Les réseaux sociaux forcent le journalisme à sortir de son corporatisme (réponse à André Linard). MàJ et Erratum.
Erratum sur la fonction d’André Linard en note de bas de page.
Le 20 septembre 2016, sous le titre Le journalisme citoyen n’existe pas, André Linard, ex-secrétaire général du CDJ (Conseil de déontologie journalistique) publiait dans La Libre une carte blanche qui illustre l’arrogance — souvent involontaire — qui caractérise encore, en 2016, une partie du monde journalistique. Reconnaissant d’emblée que son titre était « excessif », André Linard expliquait son papier par son « profond énervement devant une certaine idolâtrie de la parole citoyenne, qui serait par nature libre et indépendante, alors que les journalistes, eux, seraient noyés dans le conformisme et la soumission à des intérêts mercantiles qui les dépassent. » Pas faux. Mais il en déduisait ensuite que « soit on s’exprime en tant que citoyen, soit on pratique le journalisme, ce qui implique un niveau d’exigence différent. »

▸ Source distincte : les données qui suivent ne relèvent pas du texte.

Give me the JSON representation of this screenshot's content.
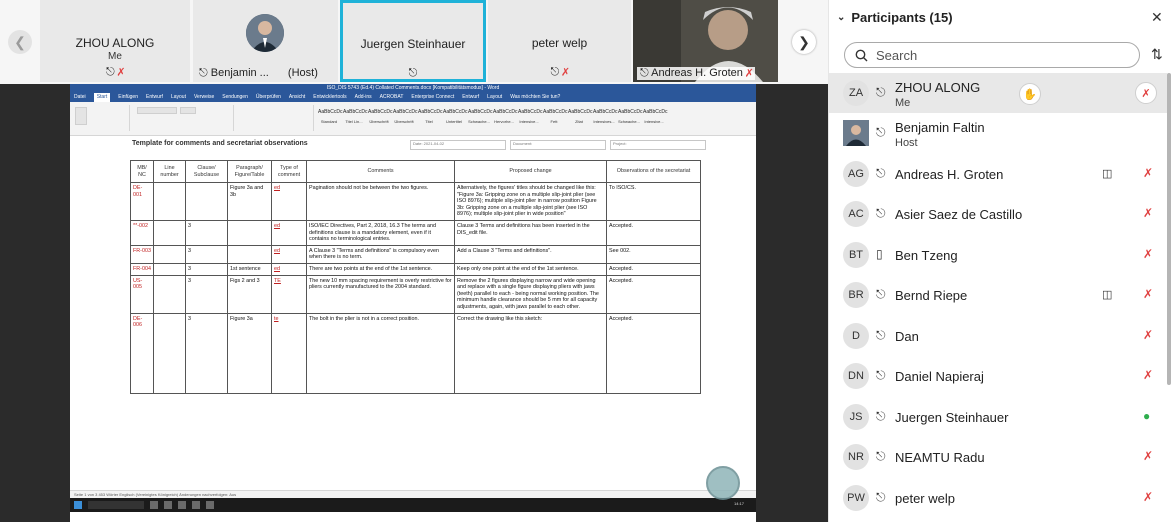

Je pense au contraire qu’on ne peut se revendiquer journaliste-journaliste si l’on ne considère pas le journalisme comme un acte citoyen avant tout. Celui-là même qui instruit correctement, précisément et sans biais (mais non sans opinion) la population sur l’actualité récente. Or, ce journalisme est de moins en moins la règle, du moins sur les versions Internet des journaux.
André Linard fustige à juste titre l’effet de mode qui amène la presse à « idolâtrer » le « journalisme-citoyen ». Pourtant, bien plus que d’idolâtrer d’autres formes d’information, la presse est toujours idolâtre d’elle-même : elle est quelquefois bien loin de correspondre aux splendides normes revendiquées par André Linard. Au sortir de l’affaire Wesphael, il me semble d’ailleurs urgent de confronter la production journalistique sur cette affaire à la description du journalisme par l’ancien patron de la déontologie. Je cite : « le fondement du travail journalistique [qui] est la recherche et le respect de la vérité ». Bon…
Ce mot vérité, tant chéri par le journalisme, est décidément mal choisi. Et l’on peut comprendre que des citoyens n’y croient plus quand, sur une même page web, un grand quotidien national donne deux informations exactement contradictoires, ne prenant même pas la peine de modifier son premier article !
Comment redresser l’image du journalisme si l’on cède aux modes passagères ?
Les questions du citoyen sont nombreuses. Comment peut-on défendre que le journalisme offre de meilleures garanties que la rumeur des réseaux, si l’on cesse d’informer en toute indépendance pour avoir trop courtisé ceux qu’on est censé subvertir ? Comment redresser l’image du journalisme si l’on cède aux modes passagères — en donnant, par exemple, trop d’importance à des sujets qui ne concernent personne ou presque, comme le burkini ? Ou si on omet sciemment des informations pour ne pas heurter la sensibilité de certains ? Je pense par exemple à la présence d’un député de la majorité à une manifestation d’extrême droite.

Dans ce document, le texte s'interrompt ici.